At the Lions Voice Clinic, we do not hand out a list of foods and beverages that must be avoided. Rather, we educate about types of foods and beverages known to cause reflux and encourage the individual to systematically investigate which foods stimulate their own reflux. Also, the individual is encouraged to manage reflux under the care of a Gastroenterologist (gastrointestinal specialist).

Interested readers are encouraged to look at the website of the Center for Voice Disorders at Wake Forest University for a more in depth discussion of GERD and the voice (see our Links page).

Lifestyle changes that may help reduce symptoms of GERD/LPRD

  • eat smaller meals more frequently throughout the day, rather than three large meals
  • elevate the head of your bed 2-3 inches (don't just use extra pillows for your head)
  • avoid clothes that fit tightly around the waist
  • avoid lying down within 2-3 hours of eating (don't eat dinner late at night)

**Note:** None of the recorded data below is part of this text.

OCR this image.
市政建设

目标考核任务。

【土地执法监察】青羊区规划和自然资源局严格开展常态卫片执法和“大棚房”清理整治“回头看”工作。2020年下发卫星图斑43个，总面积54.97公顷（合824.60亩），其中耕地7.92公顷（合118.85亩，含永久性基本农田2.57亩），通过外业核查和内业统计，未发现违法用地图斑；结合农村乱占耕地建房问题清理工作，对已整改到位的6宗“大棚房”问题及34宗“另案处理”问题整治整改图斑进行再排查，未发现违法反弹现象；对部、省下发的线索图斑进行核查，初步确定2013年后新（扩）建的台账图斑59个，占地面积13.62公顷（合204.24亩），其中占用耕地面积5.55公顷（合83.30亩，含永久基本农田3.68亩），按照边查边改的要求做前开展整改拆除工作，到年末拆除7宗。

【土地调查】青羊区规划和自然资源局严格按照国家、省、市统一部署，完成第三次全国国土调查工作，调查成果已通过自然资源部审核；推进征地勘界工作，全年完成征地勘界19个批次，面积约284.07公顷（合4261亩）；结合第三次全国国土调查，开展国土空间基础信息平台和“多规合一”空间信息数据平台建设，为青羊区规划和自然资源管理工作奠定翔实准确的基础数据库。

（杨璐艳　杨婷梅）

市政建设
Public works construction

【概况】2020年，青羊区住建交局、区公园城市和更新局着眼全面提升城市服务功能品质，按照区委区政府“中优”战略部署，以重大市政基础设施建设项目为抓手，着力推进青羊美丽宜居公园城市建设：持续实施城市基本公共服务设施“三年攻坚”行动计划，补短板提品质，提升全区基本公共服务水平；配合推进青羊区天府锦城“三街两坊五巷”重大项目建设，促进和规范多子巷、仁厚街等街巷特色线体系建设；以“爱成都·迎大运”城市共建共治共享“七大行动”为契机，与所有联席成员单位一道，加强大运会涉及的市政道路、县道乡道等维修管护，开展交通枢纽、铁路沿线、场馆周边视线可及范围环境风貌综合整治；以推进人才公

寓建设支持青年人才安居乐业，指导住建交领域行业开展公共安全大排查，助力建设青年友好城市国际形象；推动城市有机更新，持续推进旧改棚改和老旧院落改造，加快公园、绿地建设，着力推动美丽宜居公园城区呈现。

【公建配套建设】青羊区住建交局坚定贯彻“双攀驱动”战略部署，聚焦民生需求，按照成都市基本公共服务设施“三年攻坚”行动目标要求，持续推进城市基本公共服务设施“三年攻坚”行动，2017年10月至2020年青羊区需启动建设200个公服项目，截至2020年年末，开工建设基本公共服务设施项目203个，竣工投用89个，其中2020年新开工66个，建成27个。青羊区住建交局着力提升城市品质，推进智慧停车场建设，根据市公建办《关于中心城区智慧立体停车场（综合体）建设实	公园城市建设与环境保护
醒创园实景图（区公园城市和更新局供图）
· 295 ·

Types of foods known to trigger increased stomach acid

  • spicy food (such as chili or jalapeño peppers, Thai or Szechuan spices)
  • acidic foods such as tomato products or citrus products
  • greasy foods
  • caffeine
  • alcohol
  • carbonation
  • roughage, such as popcorn and peanuts, or raw vegetables
  • dairy products
  • strong mint such as peppermint candies
  • chocolate

Reading this list might make you think you can only eat bread and oatmeal for the rest of your life. Fortunately, most individuals are not triggered by everything on this list. For example, for every person who is lactose intolerant and has problems with dairy products, there may be someone else whose digestive system is calmed by milk. Also, in our experience, few persons are triggered by peppermints or chocolate. Therefore, we recommend that you experiment with your own dietary habits, changing one food class at a time. Also, if you have recently started taking anti-reflux medications, you may want to wait for several months, to see how the medication works without any change in your dietary habits.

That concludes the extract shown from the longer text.